The first look at the reboot of classic movie horror The Invisible Man has arrived, and it looks horribly creepy.
Leigh Whannel is behind it – with Universal and Blumhouse producing – the writer of the Saw and Insidious movies, who's now turned director.
Read more: Scream 5 in development
And the premise is particularly disturbing, finding Handmaid's Tale star Elisabeth Moss playing Cecilia Kass, a woman trapped in an abusive relationship with Oliver Jackson-Cohen's genius scientist Jack Griffin.
After she escapes and retreats into hiding, she learns that Griffin has died by suicide, and has left her everything.
But when creepy things start happening to her and her friends, she begins to think that maybe he's not gone after all.
The first pictures have debuted in Entertainment Weekly, with Whannell telling the magazine: “The image of the Invisible Man in the floating trench coat and the floating sunglasses is one that is clearly etched into the public consciousness.

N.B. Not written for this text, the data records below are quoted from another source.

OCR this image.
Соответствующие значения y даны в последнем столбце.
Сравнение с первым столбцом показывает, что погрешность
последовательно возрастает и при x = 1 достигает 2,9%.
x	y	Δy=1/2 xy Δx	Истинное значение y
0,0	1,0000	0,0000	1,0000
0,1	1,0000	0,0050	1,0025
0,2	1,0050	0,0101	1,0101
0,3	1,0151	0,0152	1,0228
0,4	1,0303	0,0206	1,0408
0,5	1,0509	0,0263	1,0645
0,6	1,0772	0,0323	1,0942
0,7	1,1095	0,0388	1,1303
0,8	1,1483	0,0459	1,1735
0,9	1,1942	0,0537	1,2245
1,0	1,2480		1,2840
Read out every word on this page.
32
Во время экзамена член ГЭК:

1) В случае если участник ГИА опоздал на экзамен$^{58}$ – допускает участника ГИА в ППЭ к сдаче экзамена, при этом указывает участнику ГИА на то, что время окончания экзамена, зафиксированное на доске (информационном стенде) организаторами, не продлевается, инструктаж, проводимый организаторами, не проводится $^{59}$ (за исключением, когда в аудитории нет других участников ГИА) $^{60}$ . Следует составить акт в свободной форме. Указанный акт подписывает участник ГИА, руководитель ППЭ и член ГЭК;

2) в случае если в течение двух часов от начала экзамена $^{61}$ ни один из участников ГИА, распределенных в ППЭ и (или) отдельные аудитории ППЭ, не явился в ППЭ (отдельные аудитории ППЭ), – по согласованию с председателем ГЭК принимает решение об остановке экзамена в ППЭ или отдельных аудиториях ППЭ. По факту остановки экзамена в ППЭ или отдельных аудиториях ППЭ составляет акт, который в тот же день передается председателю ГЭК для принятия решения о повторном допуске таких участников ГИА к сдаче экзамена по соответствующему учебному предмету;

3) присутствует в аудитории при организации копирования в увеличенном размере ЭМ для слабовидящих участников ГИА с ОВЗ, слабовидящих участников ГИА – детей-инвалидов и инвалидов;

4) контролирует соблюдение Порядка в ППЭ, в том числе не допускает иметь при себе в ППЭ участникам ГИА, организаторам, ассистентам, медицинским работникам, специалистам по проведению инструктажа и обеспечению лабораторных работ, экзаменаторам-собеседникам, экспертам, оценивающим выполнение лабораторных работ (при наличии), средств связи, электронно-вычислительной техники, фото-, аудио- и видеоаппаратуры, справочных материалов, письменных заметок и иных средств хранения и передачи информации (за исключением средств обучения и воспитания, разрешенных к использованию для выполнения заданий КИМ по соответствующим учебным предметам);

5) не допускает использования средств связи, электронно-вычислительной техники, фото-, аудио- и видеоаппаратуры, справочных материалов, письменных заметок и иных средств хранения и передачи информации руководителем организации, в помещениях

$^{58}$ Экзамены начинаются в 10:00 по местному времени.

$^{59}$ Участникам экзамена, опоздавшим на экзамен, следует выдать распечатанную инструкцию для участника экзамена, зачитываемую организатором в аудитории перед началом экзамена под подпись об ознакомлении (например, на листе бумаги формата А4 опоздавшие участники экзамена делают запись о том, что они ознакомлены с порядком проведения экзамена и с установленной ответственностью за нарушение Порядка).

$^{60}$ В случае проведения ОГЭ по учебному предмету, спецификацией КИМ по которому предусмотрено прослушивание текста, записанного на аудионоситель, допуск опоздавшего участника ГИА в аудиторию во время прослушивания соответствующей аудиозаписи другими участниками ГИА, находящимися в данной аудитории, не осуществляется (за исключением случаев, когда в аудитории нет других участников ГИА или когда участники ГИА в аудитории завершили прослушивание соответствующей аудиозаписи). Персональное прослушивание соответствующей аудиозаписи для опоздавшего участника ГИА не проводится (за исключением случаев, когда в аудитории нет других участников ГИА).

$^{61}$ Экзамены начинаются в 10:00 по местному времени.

“I wanted to kind of get away from that and make something that was really modern, really grounded, or as grounded as you can be when you’re dealing with a film called The Invisible Man. Just something that was really tense and scary in a way The Invisible Man hasn’t been before.”
“The script is really a one-woman show,” he added. “Elisabeth Moss is the centerpiece of the film, and she’s in pretty much every scene. I feel like, if you’re going to hang an entire film on someone’s shoulders, you need an actor as good as Lizzie.”
The movie is part of Universal's rebooting of its classic 'monster' catalogue of screen characters, though it suffered a rocky start.
The studio announced its 'Dark Universe' in 2014, with Dracula Untold starring Luke Evans.
Though the movie bombed, it announced it would reboot The Mummy with Tom Cruise and Sofia Boutella in 2017, followed by more planned films with Russell Crowe as Doctor Jekyll, Javier Bardem as Frankenstein's monster, and Johnny Depp as the Invisible Man.
But after The Mummy reboot tanked, the whole thing was shelved, re-emerging with indie horror studio Blumhouse attached.
Another movie, Dark Army, to be helmed by Paul Feig, is also in development.
The Invisible Man is set for set for release in February, 2020.